An infection will remain intact if the chain of infection is present and it is everyone’s responsibility, including the patient, to break that chain at all times possible. It is impeccable for healthcare workers, such as nurses, to provide education to patients and family members defining the importance of hand washing. The CDC states, “handwashing can prevent about 30% of diarrhea-related sicknesses, about 20% of respiratory infections, and absenteeism due to gastrointestinal illness in schoolchildren by 29-57%”. When educating others, it is imperative not to assume that they know effectively and correctly wash their hands. Key factors in educating others of proper hand washing with soap and water involves lathering your hands with the appropriate amount of soap and vigorously rubbing them together applying friction to remove microorganisms for 15-30 seconds, followed by rinsing them with warm water. The CDC recommends singing the “Happy Birthday” song twice from beginning to end as a timing mechanism. It is also important to know that applying an antiseptic sanitizer is a form of effective hand washing. An effectively antiseptic hand rub is one that is alcohol-based. When educating others of the proper use of alcohol-based hand rubs, emphasize that the hands need to be continuously rubbed together until they are completely dry. Emphasizing the techniques of proper hand washing and enforcing the “Nursing Scope and Standards of Practice” promotes and maintains health by always providing safe and quality care in all healthcare organizations.

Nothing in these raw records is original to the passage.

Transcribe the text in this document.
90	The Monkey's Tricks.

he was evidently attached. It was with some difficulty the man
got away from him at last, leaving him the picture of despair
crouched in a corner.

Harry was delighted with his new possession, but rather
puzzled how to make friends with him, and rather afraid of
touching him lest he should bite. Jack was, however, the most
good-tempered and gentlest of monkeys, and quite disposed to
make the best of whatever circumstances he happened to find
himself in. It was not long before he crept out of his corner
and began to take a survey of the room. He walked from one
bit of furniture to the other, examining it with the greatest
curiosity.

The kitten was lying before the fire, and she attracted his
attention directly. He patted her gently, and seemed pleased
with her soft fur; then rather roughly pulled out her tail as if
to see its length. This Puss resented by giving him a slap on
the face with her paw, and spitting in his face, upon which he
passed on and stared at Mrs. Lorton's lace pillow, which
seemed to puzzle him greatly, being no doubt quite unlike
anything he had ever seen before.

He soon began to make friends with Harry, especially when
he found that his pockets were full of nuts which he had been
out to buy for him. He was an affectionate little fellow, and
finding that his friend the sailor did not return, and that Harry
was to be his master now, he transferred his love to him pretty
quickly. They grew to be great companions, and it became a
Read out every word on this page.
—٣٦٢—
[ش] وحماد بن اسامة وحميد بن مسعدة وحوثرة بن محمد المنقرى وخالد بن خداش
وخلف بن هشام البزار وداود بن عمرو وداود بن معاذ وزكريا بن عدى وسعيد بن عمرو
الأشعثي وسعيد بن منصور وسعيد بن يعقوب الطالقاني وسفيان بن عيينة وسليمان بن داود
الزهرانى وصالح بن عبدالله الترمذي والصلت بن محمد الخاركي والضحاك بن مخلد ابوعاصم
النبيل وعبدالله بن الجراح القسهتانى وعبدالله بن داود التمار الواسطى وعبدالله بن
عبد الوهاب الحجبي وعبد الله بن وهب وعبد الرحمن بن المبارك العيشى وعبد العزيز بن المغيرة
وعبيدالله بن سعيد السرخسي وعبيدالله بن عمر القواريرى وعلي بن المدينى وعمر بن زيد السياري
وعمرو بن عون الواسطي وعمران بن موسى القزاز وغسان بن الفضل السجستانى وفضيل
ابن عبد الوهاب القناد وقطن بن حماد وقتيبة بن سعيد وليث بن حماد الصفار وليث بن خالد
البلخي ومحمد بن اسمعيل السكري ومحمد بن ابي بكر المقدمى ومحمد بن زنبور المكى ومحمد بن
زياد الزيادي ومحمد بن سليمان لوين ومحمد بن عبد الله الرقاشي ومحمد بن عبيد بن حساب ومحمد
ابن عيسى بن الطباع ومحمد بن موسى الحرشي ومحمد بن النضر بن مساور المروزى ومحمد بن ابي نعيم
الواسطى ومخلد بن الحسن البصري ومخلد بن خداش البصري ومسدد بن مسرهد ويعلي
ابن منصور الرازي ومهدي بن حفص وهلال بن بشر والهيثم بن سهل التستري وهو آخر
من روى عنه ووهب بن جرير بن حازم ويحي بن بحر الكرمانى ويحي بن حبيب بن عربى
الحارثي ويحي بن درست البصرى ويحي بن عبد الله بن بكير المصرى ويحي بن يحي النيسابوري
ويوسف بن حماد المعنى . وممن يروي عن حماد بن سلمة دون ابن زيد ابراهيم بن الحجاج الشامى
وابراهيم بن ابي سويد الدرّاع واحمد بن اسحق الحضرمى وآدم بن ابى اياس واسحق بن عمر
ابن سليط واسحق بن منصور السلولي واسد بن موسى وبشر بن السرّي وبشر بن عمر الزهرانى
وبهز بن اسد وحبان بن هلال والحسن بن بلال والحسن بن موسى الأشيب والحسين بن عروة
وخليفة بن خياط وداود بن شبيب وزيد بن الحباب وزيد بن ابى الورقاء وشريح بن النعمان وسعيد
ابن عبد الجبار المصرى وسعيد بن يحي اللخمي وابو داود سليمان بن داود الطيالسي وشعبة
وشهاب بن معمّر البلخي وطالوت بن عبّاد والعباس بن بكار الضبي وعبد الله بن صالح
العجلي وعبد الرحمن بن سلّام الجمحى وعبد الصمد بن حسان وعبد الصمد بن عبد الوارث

In conclusion, it is critical to enforce fundamental health care protocols, such as hand hygiene. Nursing professionals come into contact with many patients on a daily basis as nursing is one of the largest divisions of healthcare staff. This means there are more opportunities for implementing and educating the practice of proper hand hygiene and soliciting patients to help decrease the spread of infections. It only takes one person to aid in decreasing the risk for a HAI. Hand washing regularly can advance healthcare across an organization.